I'm trying to measure max throughput of my RabbitMQ node. Rabbit sets 'flow' state for connections and channels though there is enough ram/cpu and consumers are 'relaxed'.
[{pid,11925},
{running_applications,
[{rabbitmq_tracing,"RabbitMQ message logging / tracing","3.5.6"},
{rabbitmq_management,"RabbitMQ Management Console","3.5.6"},
{rabbitmq_web_dispatch,"RabbitMQ Web Dispatcher","3.5.6"},
{webmachine,"webmachine","1.10.3-rmq3.5.6-gite9359c7"},
{mochiweb,"MochiMedia Web Server","2.7.0-rmq3.5.6-git680dba8"},
{rabbitmq_management_agent,"RabbitMQ Management Agent","3.5.6"},
{rabbit,"RabbitMQ","3.5.6"},
{os_mon,"CPO CXC 138 46","2.3"},
{inets,"INETS CXC 138 49","5.10.4"},
{mnesia,"MNESIA CXC 138 12","4.12.4"},
{amqp_client,"RabbitMQ AMQP Client","3.5.6"},
{xmerl,"XML parser","1.3.7"},
{sasl,"SASL CXC 138 11","2.4.1"},
{stdlib,"ERTS CXC 138 10","2.3"},
{kernel,"ERTS CXC 138 10","3.1"}]},
{os,{unix,linux}},
{erlang_version,
"Erlang/OTP 17 [erts-6.3] [source] [64-bit] [smp:24:24] [async-threads:900] [kernel-poll:true]\n"},
{memory,
[{total,78163824},
{connection_readers,337600},
{connection_writers,76648},
{connection_channels,444360},
{connection_other,795224},
{queue_procs,1584376},
{queue_slave_procs,0},
{plugins,961168},
{other_proc,14590240},
{mnesia,66432},
{mgmt_db,766520},
{msg_index,46856},
{other_ets,1169176},
{binary,8081840},
{code,20243042},
{atom,711569},
{other_system,28288773}]},
{alarms,[]},
{listeners,[{clustering,25672,"::"},{amqp,5672,"::"}]},
{vm_memory_high_watermark,0.5},
{disk_free_limit,50000000},
{disk_free,893252980736},
{file_descriptors,
[{total_limit,249900},
{total_used,28},
{sockets_limit,224908},
{sockets_used,26}]},
{processes,[{limit,1048576},{used,494}]},
{run_queue,0},
{uptime,10781}]
Server specs: Cent OS, 24Cores E5-...@2.00GHz, 32Gb RAM. Tests are performed over local network. RabbitMQ servers' bandwidth is 10Gb/s.

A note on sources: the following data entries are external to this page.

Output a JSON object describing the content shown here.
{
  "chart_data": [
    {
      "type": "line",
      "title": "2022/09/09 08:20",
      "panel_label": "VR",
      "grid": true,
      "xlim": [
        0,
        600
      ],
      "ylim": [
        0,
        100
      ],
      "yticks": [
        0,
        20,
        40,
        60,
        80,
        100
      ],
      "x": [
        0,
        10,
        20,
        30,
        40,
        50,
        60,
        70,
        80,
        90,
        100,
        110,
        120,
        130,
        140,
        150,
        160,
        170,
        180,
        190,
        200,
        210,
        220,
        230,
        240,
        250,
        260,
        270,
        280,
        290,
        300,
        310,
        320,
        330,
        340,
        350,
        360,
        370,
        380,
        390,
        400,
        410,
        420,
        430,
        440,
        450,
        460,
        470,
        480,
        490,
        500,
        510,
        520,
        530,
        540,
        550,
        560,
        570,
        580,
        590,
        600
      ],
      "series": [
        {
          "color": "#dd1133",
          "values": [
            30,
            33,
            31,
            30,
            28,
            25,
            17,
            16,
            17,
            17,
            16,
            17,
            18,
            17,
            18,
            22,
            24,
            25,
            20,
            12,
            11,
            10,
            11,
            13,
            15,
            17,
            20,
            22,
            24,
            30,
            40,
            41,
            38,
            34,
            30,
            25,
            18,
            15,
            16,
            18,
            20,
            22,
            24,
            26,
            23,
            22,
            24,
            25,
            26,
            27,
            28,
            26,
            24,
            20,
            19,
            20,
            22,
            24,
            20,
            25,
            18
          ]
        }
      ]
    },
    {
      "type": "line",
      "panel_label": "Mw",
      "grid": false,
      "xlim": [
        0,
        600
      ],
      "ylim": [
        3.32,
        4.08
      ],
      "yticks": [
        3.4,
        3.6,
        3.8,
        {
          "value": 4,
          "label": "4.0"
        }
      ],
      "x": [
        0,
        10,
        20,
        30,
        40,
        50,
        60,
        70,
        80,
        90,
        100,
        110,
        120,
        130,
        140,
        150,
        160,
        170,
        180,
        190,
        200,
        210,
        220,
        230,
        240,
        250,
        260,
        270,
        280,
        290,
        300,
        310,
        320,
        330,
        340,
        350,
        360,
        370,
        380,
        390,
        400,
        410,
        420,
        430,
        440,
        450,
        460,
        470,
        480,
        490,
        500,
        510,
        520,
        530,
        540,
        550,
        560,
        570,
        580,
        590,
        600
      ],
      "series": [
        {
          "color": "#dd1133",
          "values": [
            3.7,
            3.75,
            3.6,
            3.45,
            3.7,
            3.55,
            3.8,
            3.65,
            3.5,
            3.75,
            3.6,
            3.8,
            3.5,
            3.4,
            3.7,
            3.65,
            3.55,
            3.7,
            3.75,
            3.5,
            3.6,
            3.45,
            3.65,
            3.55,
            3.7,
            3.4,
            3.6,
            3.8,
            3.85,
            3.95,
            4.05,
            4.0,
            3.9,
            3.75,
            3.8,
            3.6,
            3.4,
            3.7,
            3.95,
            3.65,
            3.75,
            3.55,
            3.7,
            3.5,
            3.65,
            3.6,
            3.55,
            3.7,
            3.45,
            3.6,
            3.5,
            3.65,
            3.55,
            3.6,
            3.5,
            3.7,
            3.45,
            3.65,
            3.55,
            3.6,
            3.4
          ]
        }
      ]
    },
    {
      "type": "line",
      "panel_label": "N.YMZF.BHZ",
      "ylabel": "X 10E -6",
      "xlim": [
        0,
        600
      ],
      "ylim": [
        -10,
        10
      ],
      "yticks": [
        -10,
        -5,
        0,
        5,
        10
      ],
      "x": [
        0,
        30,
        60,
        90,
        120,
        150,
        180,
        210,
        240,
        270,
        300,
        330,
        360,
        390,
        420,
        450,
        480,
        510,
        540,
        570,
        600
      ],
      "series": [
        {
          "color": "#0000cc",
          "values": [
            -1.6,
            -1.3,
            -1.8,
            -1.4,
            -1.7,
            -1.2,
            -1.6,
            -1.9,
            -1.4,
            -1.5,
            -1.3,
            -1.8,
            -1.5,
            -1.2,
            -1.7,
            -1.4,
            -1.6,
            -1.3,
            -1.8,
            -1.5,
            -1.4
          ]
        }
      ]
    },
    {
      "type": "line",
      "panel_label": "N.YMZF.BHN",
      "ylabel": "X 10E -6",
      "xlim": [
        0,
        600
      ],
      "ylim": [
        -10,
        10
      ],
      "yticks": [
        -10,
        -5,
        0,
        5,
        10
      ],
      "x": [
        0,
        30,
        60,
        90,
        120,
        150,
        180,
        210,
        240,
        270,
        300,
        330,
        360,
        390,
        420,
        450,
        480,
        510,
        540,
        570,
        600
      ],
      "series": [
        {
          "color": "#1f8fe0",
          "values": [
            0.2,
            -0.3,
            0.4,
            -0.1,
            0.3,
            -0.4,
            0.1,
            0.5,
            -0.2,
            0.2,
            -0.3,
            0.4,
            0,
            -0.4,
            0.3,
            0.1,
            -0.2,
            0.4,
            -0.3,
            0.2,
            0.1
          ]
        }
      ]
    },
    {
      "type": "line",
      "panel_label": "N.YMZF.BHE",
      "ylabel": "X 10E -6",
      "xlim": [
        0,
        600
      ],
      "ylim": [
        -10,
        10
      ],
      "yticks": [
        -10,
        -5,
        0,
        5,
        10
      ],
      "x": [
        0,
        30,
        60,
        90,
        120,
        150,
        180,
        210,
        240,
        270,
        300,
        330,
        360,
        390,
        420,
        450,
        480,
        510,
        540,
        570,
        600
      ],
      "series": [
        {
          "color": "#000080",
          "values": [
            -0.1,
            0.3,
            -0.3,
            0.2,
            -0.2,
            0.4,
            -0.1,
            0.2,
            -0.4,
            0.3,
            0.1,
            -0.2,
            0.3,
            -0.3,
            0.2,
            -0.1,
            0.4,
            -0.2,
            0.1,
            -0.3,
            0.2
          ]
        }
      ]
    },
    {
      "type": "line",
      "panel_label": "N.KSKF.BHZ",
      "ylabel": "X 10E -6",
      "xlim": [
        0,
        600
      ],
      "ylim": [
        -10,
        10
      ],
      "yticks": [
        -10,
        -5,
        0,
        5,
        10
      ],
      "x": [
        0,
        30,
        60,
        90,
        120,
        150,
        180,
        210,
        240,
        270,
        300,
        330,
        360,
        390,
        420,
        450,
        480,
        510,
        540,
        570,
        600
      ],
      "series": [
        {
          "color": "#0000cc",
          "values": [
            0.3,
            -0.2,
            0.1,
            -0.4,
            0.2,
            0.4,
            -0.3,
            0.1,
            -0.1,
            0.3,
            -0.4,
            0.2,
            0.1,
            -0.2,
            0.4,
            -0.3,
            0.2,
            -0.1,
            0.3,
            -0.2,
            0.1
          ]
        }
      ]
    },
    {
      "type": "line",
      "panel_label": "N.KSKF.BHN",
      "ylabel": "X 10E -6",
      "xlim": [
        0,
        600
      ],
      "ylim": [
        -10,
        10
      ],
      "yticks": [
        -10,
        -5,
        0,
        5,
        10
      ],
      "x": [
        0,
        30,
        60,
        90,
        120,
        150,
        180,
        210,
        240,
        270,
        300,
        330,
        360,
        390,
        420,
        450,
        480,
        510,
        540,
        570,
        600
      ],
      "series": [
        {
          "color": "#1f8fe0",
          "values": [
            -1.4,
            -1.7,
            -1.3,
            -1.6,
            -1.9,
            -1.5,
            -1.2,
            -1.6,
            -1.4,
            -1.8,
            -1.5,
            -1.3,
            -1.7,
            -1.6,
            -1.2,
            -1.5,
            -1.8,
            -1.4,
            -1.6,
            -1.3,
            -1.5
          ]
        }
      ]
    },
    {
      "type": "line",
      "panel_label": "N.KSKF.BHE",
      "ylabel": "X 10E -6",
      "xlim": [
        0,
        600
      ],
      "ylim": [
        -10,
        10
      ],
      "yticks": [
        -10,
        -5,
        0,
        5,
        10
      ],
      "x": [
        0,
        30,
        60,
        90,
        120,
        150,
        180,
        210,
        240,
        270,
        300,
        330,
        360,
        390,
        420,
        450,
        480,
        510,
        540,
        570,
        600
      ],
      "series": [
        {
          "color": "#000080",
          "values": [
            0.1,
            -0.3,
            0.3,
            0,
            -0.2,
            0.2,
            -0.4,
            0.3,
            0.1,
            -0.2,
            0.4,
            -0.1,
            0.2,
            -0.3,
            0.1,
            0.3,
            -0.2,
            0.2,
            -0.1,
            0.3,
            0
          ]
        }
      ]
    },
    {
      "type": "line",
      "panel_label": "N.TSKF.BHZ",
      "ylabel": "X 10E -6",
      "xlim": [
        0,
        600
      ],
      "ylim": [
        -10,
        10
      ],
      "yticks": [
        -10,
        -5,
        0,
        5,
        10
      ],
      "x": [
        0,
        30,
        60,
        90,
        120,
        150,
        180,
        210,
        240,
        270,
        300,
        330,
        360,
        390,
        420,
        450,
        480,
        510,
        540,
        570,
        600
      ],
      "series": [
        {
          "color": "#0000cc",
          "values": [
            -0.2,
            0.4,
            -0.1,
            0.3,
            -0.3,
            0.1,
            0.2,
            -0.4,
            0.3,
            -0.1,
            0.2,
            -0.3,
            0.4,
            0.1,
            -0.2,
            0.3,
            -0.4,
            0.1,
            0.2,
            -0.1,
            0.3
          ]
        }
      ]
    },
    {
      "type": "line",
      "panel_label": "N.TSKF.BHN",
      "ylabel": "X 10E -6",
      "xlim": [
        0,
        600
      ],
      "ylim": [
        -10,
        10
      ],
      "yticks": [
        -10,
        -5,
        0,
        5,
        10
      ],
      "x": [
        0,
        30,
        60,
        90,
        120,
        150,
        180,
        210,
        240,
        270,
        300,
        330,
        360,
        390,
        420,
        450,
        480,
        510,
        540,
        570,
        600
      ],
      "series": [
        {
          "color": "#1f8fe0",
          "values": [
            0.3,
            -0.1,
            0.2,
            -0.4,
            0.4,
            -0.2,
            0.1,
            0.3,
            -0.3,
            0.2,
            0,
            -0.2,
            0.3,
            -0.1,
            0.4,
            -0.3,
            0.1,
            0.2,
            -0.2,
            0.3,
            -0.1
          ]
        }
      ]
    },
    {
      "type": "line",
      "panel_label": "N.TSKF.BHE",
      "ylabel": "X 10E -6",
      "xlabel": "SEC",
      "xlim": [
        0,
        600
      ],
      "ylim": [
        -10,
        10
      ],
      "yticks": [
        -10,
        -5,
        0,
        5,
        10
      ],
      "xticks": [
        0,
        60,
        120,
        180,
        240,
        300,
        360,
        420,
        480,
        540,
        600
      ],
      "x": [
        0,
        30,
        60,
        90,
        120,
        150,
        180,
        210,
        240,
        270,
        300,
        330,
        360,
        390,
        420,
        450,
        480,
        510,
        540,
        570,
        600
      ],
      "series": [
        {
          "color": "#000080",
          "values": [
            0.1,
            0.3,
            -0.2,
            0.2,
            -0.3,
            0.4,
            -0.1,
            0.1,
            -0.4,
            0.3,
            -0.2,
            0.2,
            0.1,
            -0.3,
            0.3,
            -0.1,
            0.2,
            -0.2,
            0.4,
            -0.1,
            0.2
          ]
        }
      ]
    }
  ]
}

My sample message size is ~900 bytes. I only have 1 queue and 'topic' routing. Queue is durable, messages are not persistent. Consumers simply read the message and send ack. Producers try to send as much messages as they can in endless loop.
1. Queue is in 'running' state. Consumer utilization is 100%.
2. Connections and channels are in 'flow' state
Ignore prefetch value on screenshot. Tested it with 0, 1, 10 and 1000. So 0, 10 and 1000 behaved the same but setting it to 1 made total max throughput even a bit worse.
- CPU load: ~20%. Half of cores were completely idle.
Adding more consumers doesn't help. Adding more producers doesn't help either because connections are already 'flow'.
What else can I measure/tune to be able to load CPU and all cores? Happy to share more info to detect the bottleneck.